Emma also highlighted the importance of protecting potted hydrangeas. She said: “Potted hydrangeas need a different kind of TLC than in-ground plants in the run-up to winter. Potted hydrangeas won’t withstand the cold weather if left outside, so bring them into your well-insulated home before the first signs of frost.

“If you can’t cart your hydrangea indoors, foam insulation is your best friend! This is my go-to method for potted hydrangeas that are too heavy to move. Just surround the entire plant (pot and all!) in foam insulation. It may not be pretty, but it does the trick.”

With most hydrangeas, specifically the big leaf type, pruning should come to a halt for winter. Lorraine said: “Bigleaf hydrangeas (macrophylla) are the divas of the family. During the growing season you could spend hours on them deadheading, pruning, and so on. But this time of year, you can just about stop all that. 

“In fact, pruning them in autumn is something you definitely shouldn’t do. That will stimulate them to grow which is not what you want. You want them to go to sleep for a few months. They are forming their buds for next year (known as ‘old wood’) now so don’t distract them. Don’t even deadhead them. 

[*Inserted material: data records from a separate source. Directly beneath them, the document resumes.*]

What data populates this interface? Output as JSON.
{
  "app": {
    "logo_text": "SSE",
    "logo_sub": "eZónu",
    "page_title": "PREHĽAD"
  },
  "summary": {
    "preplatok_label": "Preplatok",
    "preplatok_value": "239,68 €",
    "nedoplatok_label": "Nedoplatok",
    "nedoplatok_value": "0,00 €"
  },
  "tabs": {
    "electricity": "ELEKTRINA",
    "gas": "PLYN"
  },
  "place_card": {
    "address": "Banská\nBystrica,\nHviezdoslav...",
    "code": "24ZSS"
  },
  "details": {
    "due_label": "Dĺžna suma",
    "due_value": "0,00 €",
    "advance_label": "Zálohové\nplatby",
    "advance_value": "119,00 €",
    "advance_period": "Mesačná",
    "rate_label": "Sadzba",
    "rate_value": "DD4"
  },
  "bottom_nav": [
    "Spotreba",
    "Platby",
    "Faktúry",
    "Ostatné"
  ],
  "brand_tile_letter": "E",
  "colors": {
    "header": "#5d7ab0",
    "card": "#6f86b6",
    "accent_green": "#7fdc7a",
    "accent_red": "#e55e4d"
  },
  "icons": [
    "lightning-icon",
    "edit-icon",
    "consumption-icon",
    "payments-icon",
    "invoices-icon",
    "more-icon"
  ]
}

“Those dead flowers actually protect the stems and act as a kind of umbrella. They will help keep the ice and snow away so the sleeping buds can safely stay nestled in the stems.”

Emma agreed with the need to stop pruning hydrangeas for winter. She said: “We, gardeners, love to go crazy with pruning in the run-up to winter, but keep those clippers away from your hydrangea plants and avoid pruning at all costs! 

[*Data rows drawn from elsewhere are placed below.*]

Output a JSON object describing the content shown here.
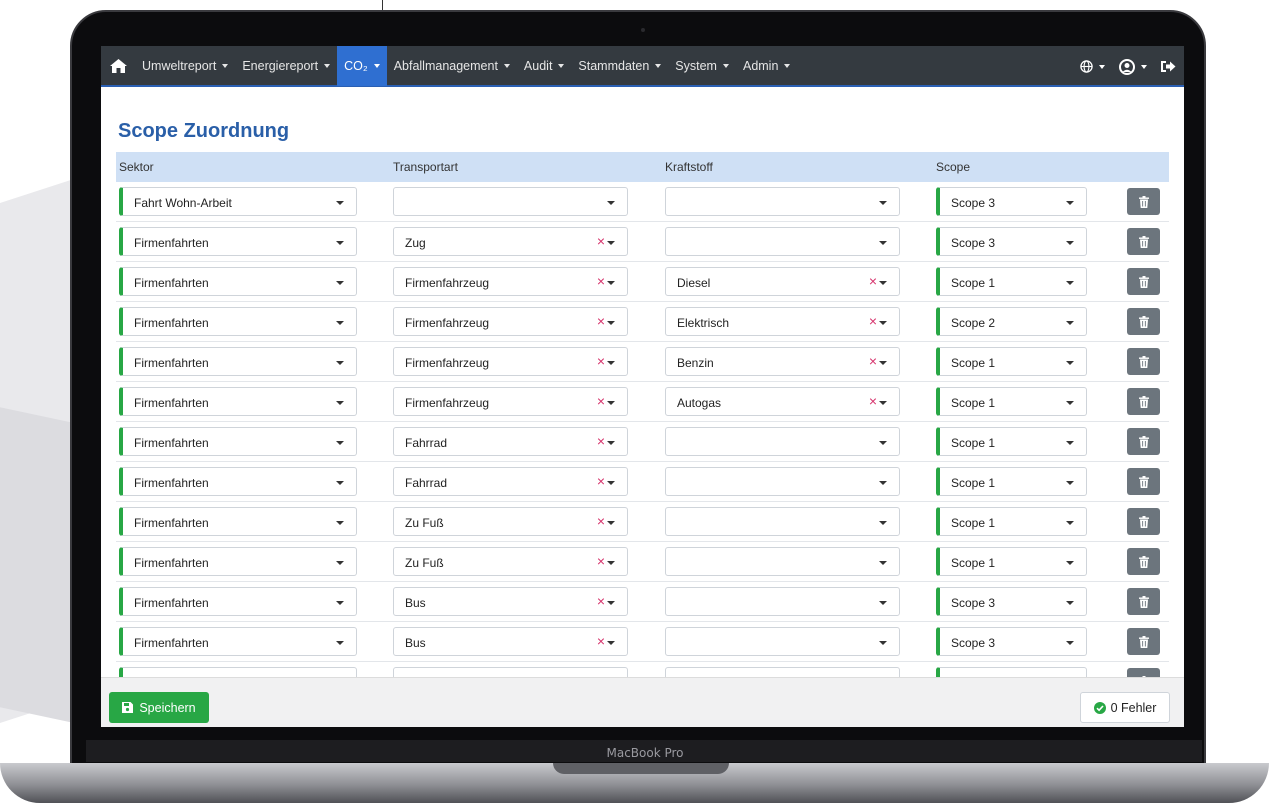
{
  "device": {
    "label": "MacBook Pro"
  },
  "navbar": {
    "home_icon": "home-icon",
    "items": [
      {
        "label": "Umweltreport",
        "active": false
      },
      {
        "label": "Energiereport",
        "active": false
      },
      {
        "label": "CO₂",
        "active": true
      },
      {
        "label": "Abfallmanagement",
        "active": false
      },
      {
        "label": "Audit",
        "active": false
      },
      {
        "label": "Stammdaten",
        "active": false
      },
      {
        "label": "System",
        "active": false
      },
      {
        "label": "Admin",
        "active": false
      }
    ],
    "right_icons": [
      "globe-icon",
      "user-circle-icon",
      "sign-out-icon"
    ]
  },
  "page": {
    "title": "Scope Zuordnung"
  },
  "table": {
    "headers": {
      "sektor": "Sektor",
      "transportart": "Transportart",
      "kraftstoff": "Kraftstoff",
      "scope": "Scope"
    },
    "rows": [
      {
        "sektor": "Fahrt Wohn-Arbeit",
        "transportart": "",
        "kraftstoff": "",
        "scope": "Scope 3"
      },
      {
        "sektor": "Firmenfahrten",
        "transportart": "Zug",
        "kraftstoff": "",
        "scope": "Scope 3"
      },
      {
        "sektor": "Firmenfahrten",
        "transportart": "Firmenfahrzeug",
        "kraftstoff": "Diesel",
        "scope": "Scope 1"
      },
      {
        "sektor": "Firmenfahrten",
        "transportart": "Firmenfahrzeug",
        "kraftstoff": "Elektrisch",
        "scope": "Scope 2"
      },
      {
        "sektor": "Firmenfahrten",
        "transportart": "Firmenfahrzeug",
        "kraftstoff": "Benzin",
        "scope": "Scope 1"
      },
      {
        "sektor": "Firmenfahrten",
        "transportart": "Firmenfahrzeug",
        "kraftstoff": "Autogas",
        "scope": "Scope 1"
      },
      {
        "sektor": "Firmenfahrten",
        "transportart": "Fahrrad",
        "kraftstoff": "",
        "scope": "Scope 1"
      },
      {
        "sektor": "Firmenfahrten",
        "transportart": "Fahrrad",
        "kraftstoff": "",
        "scope": "Scope 1"
      },
      {
        "sektor": "Firmenfahrten",
        "transportart": "Zu Fuß",
        "kraftstoff": "",
        "scope": "Scope 1"
      },
      {
        "sektor": "Firmenfahrten",
        "transportart": "Zu Fuß",
        "kraftstoff": "",
        "scope": "Scope 1"
      },
      {
        "sektor": "Firmenfahrten",
        "transportart": "Bus",
        "kraftstoff": "",
        "scope": "Scope 3"
      },
      {
        "sektor": "Firmenfahrten",
        "transportart": "Bus",
        "kraftstoff": "",
        "scope": "Scope 3"
      },
      {
        "sektor": "",
        "transportart": "",
        "kraftstoff": "",
        "scope": ""
      }
    ],
    "clear_glyph": "×"
  },
  "footer": {
    "save_label": "Speichern",
    "errors_label": "0 Fehler"
  },
  "colors": {
    "navbar": "#343a40",
    "active_nav": "#2f6fd1",
    "title": "#2a5fa8",
    "header_row": "#cfe0f5",
    "valid": "#28a745",
    "clear": "#d6336c",
    "delete": "#6c757d"
  }
}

“Oakleaf and bigleaf hydrangeas start forming their flower buds from late summer until spring. So, by pruning your hydrangea now, you risk chopping off those beautiful buds and sacrificing next year’s bushy blooms.”

For gardeners who have a woodland/smooth hydrangea (arborescens) like “Annabelle,” Lorraine suggested doing “nothing”.  She said: “Let the dead flowers stay on the plant through the winter. They provide food for birds as they pick through those big, papery flowers. Rest assured that ignoring the plant now won’t prevent it from flowering for you next year. 

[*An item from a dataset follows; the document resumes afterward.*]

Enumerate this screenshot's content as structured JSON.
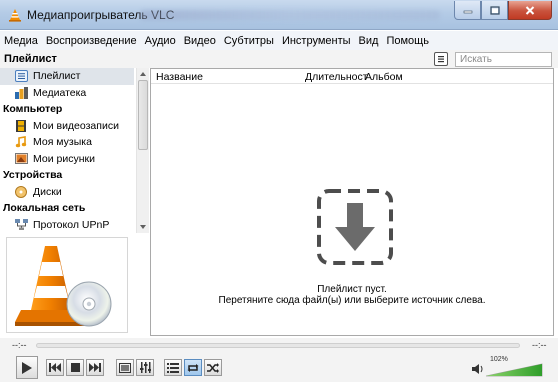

“This plant puts out flowers on new growth in the current season (known as new wood), so old man winter, deer browse, or an overenthusiastic landscaper who likes to cut everything in autumn can’t harm it. Plus you get some winter interest as the snow and frost cling to those flowers. It’s a lot nicer to look at than bare winter ground. The same holds true for your panicle hydrangeas (paniculata) like ‘Limelight’. They are hardy in the coldest regions and will flower for you next year without you doing anything this autumn.”

The hydrangea pro also noted that gardeners can add the appropriate amendment to change the colour of their flowers this season. She said: “Note, however, that this applies to some – not all – big leaf and mountain hydrangeas. 

“By applying the right amendment now, you give your plant the time it needs to take the chemical up into its vascular system which will change the flower colour next season. Keep in mind that this colour manipulation isn’t a ‘one and done’. Soil will always revert to its natural state so this process may need to be repeated at regular intervals. Your local garden centre can help you figure out what and how to add the right amendment.”